Paul Meilhat, der die Route du Rhum 2018 gewann, ist mit dem nächsten Neuentwurf im Rennen. Seine Biotherm entspricht dem Verdier-Design von LinkedOut. Die Bugform wurde geändert, ebenso Ruder und Foils. Das Boot, das erst im Herbst ins Wasser gegangen ist, musste beim Défi Azimut wegen technischer Probleme aufgeben. Jetzt zeigt es eine sehr gute Performance. Auch Escoffier startet im Januar 2023 mit seinem Team zum Ocean Race.
Der Franzose Benjamin Dutreux liegt bisher sicher unter den Top Ten auf Platz 8 und zeigt, was er kann. Man darf schon sehr gespannt sein, wenn er im europäischen Team mit Robert Stanjek, Annie Lush und Philipp Kasüske ins Rennen geht.

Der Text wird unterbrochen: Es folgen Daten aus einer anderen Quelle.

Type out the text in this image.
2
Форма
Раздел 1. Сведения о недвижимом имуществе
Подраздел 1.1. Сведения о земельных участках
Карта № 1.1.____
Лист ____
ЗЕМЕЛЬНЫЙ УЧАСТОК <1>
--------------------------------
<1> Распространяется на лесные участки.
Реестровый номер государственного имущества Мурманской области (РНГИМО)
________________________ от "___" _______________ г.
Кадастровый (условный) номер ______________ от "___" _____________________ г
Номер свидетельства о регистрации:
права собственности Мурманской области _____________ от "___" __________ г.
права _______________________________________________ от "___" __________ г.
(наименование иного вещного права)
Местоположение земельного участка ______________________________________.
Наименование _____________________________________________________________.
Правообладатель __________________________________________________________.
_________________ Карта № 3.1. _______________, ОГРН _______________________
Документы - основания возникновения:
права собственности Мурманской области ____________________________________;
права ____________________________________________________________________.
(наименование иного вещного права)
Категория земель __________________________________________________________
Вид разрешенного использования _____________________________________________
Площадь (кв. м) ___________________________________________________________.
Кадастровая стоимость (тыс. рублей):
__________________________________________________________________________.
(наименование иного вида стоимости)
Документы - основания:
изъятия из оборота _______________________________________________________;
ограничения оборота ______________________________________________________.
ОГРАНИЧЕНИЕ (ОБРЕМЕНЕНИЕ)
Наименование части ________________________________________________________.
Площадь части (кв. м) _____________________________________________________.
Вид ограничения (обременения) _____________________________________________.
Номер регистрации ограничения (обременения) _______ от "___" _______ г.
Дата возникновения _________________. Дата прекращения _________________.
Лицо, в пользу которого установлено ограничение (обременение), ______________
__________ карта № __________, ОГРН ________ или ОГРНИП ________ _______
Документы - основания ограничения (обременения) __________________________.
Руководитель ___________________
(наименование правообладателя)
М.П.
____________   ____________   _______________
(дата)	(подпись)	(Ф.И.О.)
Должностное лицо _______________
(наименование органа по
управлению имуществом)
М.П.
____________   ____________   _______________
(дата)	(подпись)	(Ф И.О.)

Die Frauen sind ganz vorne dabei
Während man dem spannenden Endspurt zwischen Ruyant, Dalin und Bejou zuschauen kann, hat sich eine Frau besonders ins Zeug gelegt: Pip Hare macht ein hervorragendes Rennen auf ihrer Medallia und holt trotz gerissenem und repariertem Großsegel alles aus ihrem Boot heraus. Sie sagt: „Es geht auf und ab, aber ich werde so hart segeln, wie ich kann, egal was passiert.“

Zwei weitere Seglerinnen zeigen ein sehr sicheres und professionelles Rennen und sind ebenfalls unter den ersten zehn: Justine Mettraux, die wie festgetackert auf Platz 7 liegt, und Isabelle Joschke auf Platz 9.
Die letzten Stunden, bis ein Sieger in der Imoca Class durchs Ziel fährt, werden spannend werden. Das Finale wird zwischen Thomas Ruyant und Charlie Dalin ausgefochten, aber vielleicht schafft auch Beyou noch einen Spitzenplatz. Die ein oder andere Verschiebung ist auch beim Rest der Flotte sicher noch zu erwarten.